Lonnie P. Wollmuth

Biography

Lonnie Wollmuth attended Portland State University and received a B.A. degree in 1983 and an M.S. degree in 1988. In 1992 he earned a Ph.D. in Physiology and Biophysics from the University of Washington, Seattle working under Dr. Bertil Hille. From 1993 to 1998, Dr. Wollmuth was a Senior Fellow in the Division of Cell Physiology at the Max Planck Institute for Medical Research working with Professor Dr.
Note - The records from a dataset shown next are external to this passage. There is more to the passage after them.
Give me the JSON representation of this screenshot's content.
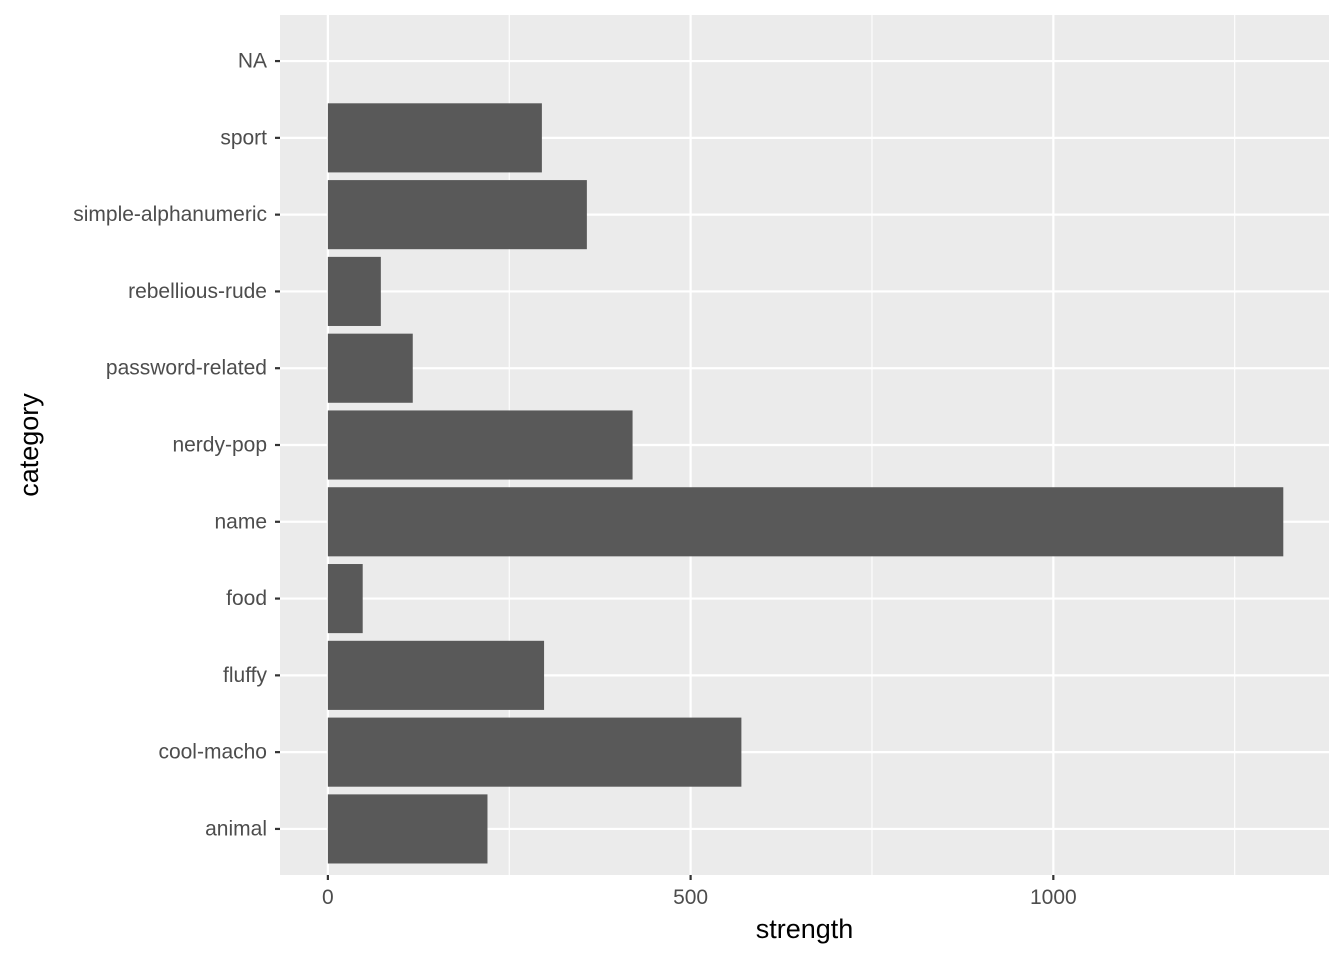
{
  "chart_data": {
    "type": "bar",
    "orientation": "horizontal",
    "categories": [
      "animal",
      "cool-macho",
      "fluffy",
      "food",
      "name",
      "nerdy-pop",
      "password-related",
      "rebellious-rude",
      "simple-alphanumeric",
      "sport",
      "NA"
    ],
    "values": [
      220,
      570,
      298,
      48,
      1317,
      420,
      117,
      73,
      357,
      295,
      null
    ],
    "xlabel": "strength",
    "ylabel": "category",
    "xlim": [
      -66,
      1380
    ],
    "x_ticks": [
      0,
      500,
      1000
    ],
    "x_tick_labels": [
      "0",
      "500",
      "1000"
    ],
    "x_minor_ticks": [
      250,
      750,
      1250
    ],
    "grid": true,
    "colors": {
      "panel": "#EBEBEB",
      "bar": "#595959",
      "grid": "#FFFFFF",
      "tick_label": "#4D4D4D",
      "axis_title": "#000000"
    }
  }
}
Bert Sakmann and was a Human Frontier Science Program Fellow from 1993-1995 and an Alexander von Humboldt Fellow from 1996-1997. In 1998, Dr. Wollmuth joined the faculty in the Department of Neurobiology and Behavior at the State University of New York at Stony Brook as an Assistant Professor. In 1999-2002 he received an Alexandrine and Alexander Sinsheimer Scholars Award. He was promoted to Associate Professor with tenure in 2003 and Full Professor in 2009. He has served as Director of the Graduate Program in Neuroscience at Stony Brook since 2006. Professor Wollmuth is a member of the Center for Nervous System Disorders at Stony Brook University and is a member of the Society for Neuroscience and the Biophysical Society.

Research Interest

The Wollmuth laboratory maintains a close scientific interaction with Dr. Helen Hsieh, a pediatric surgeon at SB Children’s Hospital. Synapses are specialized structures that control the flow of information between cells in the brain. Research in our laboratory addresses fundamental mechanisms underlying fast synaptic transmission in the brain, focusing on those synapses that use glutamate or GABA as a neurotransmitter. Since glutamate and GABA are the major excitatory and inhibitory neurotransmitters, respectively, in the human brain, synapses that use these neurotransmitters are fundamental to all brain functions, and are associated with, when dysfunctional, numerous brain disorders including epilepsy, autism, stroke, and Alzheimer’s and Parkinson’s Disease among many others. Our laboratory studies numerous issues related to these neurotransmitter systems. We study mechanisms of how ionotropic glutamate receptors convert glutamate into ion channel opening and how ions pass through the open channel. We are interested in how disease-associated mutations and antibodies lead to neurological disorders. We study the role of GABAergic signaling in circuit development, focusing both on the input to GABAergic interneurons and their output. Since we want to understand the details, our approach is molecular and cellular in orientation and highly quantitative.